In country football you have still to play at civilised times like 2pm on Saturday, have an early lunch and go play footy; no need to dance to the tune of the TV stations and play games starting after 4PM. You won’t be ejected for calling umpires ‘maggots’, everyone will get over it and no need to eat the inedible food from major AFL stadia because of binding contracts with food and beverage companies.
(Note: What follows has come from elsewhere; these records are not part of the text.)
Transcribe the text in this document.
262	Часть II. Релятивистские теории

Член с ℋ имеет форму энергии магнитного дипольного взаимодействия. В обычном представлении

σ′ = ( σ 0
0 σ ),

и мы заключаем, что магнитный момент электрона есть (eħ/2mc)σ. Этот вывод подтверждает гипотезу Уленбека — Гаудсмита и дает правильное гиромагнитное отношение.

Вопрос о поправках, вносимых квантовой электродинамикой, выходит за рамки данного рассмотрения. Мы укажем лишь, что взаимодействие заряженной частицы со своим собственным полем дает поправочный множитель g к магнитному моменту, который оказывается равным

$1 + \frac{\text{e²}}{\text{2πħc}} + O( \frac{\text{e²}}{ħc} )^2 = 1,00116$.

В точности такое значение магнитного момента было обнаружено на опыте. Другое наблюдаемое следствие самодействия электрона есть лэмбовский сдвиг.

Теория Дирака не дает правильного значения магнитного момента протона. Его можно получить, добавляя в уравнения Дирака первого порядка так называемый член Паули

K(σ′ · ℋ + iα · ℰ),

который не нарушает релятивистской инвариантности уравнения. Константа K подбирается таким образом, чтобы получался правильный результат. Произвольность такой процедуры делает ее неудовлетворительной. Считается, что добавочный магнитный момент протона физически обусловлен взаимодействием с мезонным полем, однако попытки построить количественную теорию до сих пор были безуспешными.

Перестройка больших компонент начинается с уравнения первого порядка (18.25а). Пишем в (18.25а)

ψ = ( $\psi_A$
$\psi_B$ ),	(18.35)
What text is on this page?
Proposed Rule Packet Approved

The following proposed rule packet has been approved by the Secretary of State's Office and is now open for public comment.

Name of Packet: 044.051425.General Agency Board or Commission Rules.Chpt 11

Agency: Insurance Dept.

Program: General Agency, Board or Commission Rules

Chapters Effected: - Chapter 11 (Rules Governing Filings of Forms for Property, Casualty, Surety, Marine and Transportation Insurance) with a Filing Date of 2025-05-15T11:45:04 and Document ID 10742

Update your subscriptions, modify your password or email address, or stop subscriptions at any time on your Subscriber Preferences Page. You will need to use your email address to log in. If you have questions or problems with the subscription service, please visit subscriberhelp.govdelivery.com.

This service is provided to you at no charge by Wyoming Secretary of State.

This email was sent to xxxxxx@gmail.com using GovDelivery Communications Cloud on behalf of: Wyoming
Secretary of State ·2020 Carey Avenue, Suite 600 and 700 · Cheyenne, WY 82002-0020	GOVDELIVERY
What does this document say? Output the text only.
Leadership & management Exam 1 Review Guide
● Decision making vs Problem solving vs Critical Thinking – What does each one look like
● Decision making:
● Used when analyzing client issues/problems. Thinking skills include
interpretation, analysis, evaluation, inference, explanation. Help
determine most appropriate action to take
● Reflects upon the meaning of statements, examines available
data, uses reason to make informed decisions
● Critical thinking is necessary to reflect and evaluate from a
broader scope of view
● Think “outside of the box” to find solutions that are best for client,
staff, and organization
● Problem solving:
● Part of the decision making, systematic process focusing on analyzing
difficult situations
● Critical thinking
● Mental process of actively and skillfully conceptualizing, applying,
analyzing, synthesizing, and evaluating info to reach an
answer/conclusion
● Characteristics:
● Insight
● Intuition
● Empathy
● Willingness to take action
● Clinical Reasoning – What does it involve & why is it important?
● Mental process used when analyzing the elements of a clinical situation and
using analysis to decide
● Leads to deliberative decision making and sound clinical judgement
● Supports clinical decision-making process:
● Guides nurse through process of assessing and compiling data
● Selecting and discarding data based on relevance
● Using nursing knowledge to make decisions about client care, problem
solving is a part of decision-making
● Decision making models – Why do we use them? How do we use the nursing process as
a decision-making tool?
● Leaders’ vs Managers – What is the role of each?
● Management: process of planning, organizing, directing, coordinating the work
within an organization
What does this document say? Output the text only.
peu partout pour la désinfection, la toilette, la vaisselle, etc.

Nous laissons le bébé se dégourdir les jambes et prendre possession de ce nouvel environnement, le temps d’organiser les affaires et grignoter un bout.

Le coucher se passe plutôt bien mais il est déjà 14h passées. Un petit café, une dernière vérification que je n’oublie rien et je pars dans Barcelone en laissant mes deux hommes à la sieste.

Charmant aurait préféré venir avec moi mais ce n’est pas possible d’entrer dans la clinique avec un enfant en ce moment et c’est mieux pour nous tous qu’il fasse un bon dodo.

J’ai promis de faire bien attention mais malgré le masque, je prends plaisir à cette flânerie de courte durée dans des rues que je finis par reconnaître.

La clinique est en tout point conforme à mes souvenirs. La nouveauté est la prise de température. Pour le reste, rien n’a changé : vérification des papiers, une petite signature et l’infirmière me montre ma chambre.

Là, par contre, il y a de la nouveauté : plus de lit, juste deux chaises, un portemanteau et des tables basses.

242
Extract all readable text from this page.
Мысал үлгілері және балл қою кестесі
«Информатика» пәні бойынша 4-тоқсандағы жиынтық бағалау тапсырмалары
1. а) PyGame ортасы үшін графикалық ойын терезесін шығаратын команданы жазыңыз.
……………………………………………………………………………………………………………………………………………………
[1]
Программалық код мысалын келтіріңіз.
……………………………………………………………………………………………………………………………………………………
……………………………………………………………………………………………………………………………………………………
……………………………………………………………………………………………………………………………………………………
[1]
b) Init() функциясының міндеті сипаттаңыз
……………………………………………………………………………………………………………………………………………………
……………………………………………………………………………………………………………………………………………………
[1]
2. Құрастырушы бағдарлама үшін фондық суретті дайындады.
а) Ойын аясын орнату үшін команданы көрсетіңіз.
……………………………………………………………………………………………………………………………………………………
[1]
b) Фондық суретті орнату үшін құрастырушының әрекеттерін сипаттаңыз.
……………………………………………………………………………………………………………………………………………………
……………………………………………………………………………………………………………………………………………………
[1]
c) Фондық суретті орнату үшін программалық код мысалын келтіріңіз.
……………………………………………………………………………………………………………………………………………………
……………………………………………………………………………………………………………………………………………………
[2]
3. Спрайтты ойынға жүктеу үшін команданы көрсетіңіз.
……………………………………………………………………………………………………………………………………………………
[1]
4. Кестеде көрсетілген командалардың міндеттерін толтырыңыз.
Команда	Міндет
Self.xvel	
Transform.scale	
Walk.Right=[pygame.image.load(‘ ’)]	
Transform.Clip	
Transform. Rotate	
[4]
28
As many spectacular high marks will be attempted in the country as in the AFL – this great feature of our game, touch wood, has not been tampered with by the AFL powers that be. Most country towns have stories of locals who went onto play football at the highest level from towns like Koroit, Scottsdale, Bairnsdale, Wagga, Mt Barker and Longford who reached the tip of the iceberg. North Melbourne midfielder Ben Cunnington from a dairy farm in country Victoria was described by teammates and the media as a ‘real country footballer’, in many ways the ultimate accolade and evidence of this two-way phenomenon.

The enduring game

As I drive home on weekends to Hobart from northern Tasmania I often pass country football grounds and smile inwardly as you see the cars parked in the football ground, hear the toot of the horns as a goal is kicked and you know the baton will continue to be passed and this grand game will somehow endure.

Colourful former ABC football commentator ‘Nunkey’ Ayres said it best, all in one sweeping breath, and I paraphrase slightly.

‘{He} was taking marks and getting kicks all around the ground and I bet he thought to himself, as he was getting those marks and kicks, what a great game, this game of football is!’


This series of articles was written in memory of my late father. A blue-collar worker who put a tie on to go to the football. Rest easy you old Tiger!